Denúncia, com pedido de medida cautelar, foi formulada ao Tribunal por conta de supostas irregularidades perpetradas no âmbito do Instituto Federal de Educação, Ciência e Tecnologia do Piauí – (IFPI), atinentes à conclusão da obra do Campus Paulistana, na cidade de Paulistana/PI, dentre as quais, de acordo com o relator, estaria a utilização do inc. IV do art. 24 da Lei 8.666/1993 (dispensa de licitação amparada na emergência) para a contratação de todo restante da obra. Para ele, “não se pode olvidar que ‘licitação’ é regra, ao passo que ‘contratação’ direta é exceção, a ser devidamente motivada”. Poder-se-ia até admitir em situações dessa natureza, emergenciais, sempre mediante justificativa, a contratação de partes da obra ou de alguns serviços mais específicos, cuja não finalização em caráter de urgência pudesse causar sérios danos à estrutura já edificada, acarretando, por exemplo, a deterioração dos bens já empregados na obra. Assim, vislumbrou o relator, em juízo de cognição sumária, além de outras, irregularidade na decisão do IFPI em contratar todo o restante da obra, com fundamento no inc.
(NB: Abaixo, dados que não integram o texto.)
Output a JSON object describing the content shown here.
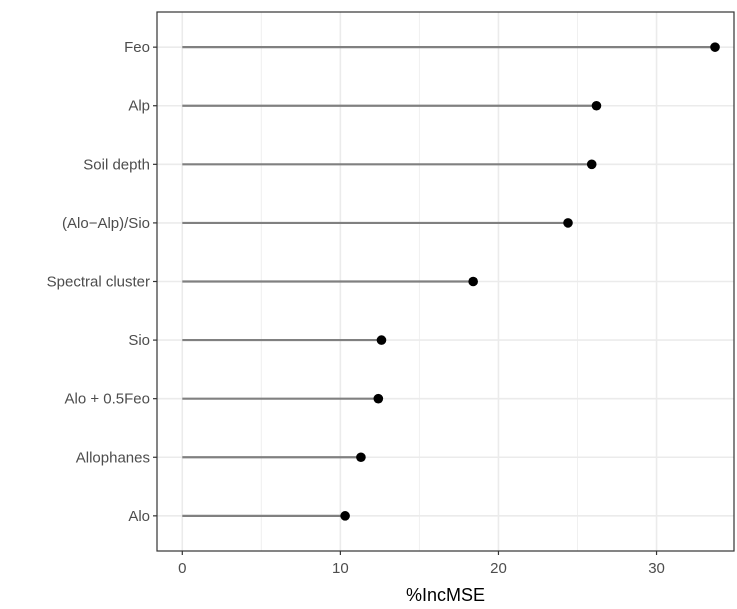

IV do art. 24 da Lei 8.666/1993. Por conseguinte, concluiu pela necessidade de adoção de medida cautelar para que se determinasse ao Instituto Federal de Educação, Ciência e Tecnologia do Piauí que se abstivesse de celebrar o contrato emergencial para conclusão da obra do Campus Paulistana/PI, decorrente do procedimento previsto no “edital de consulta”, até que o Tribunal delibere sobre o mérito da matéria. Precedente citado: Decisão nº 347/1994, do Plenário. Decisão monocrática no TC-014.245/2011-6, rel. Min. José Jorge, 1º.06.2011.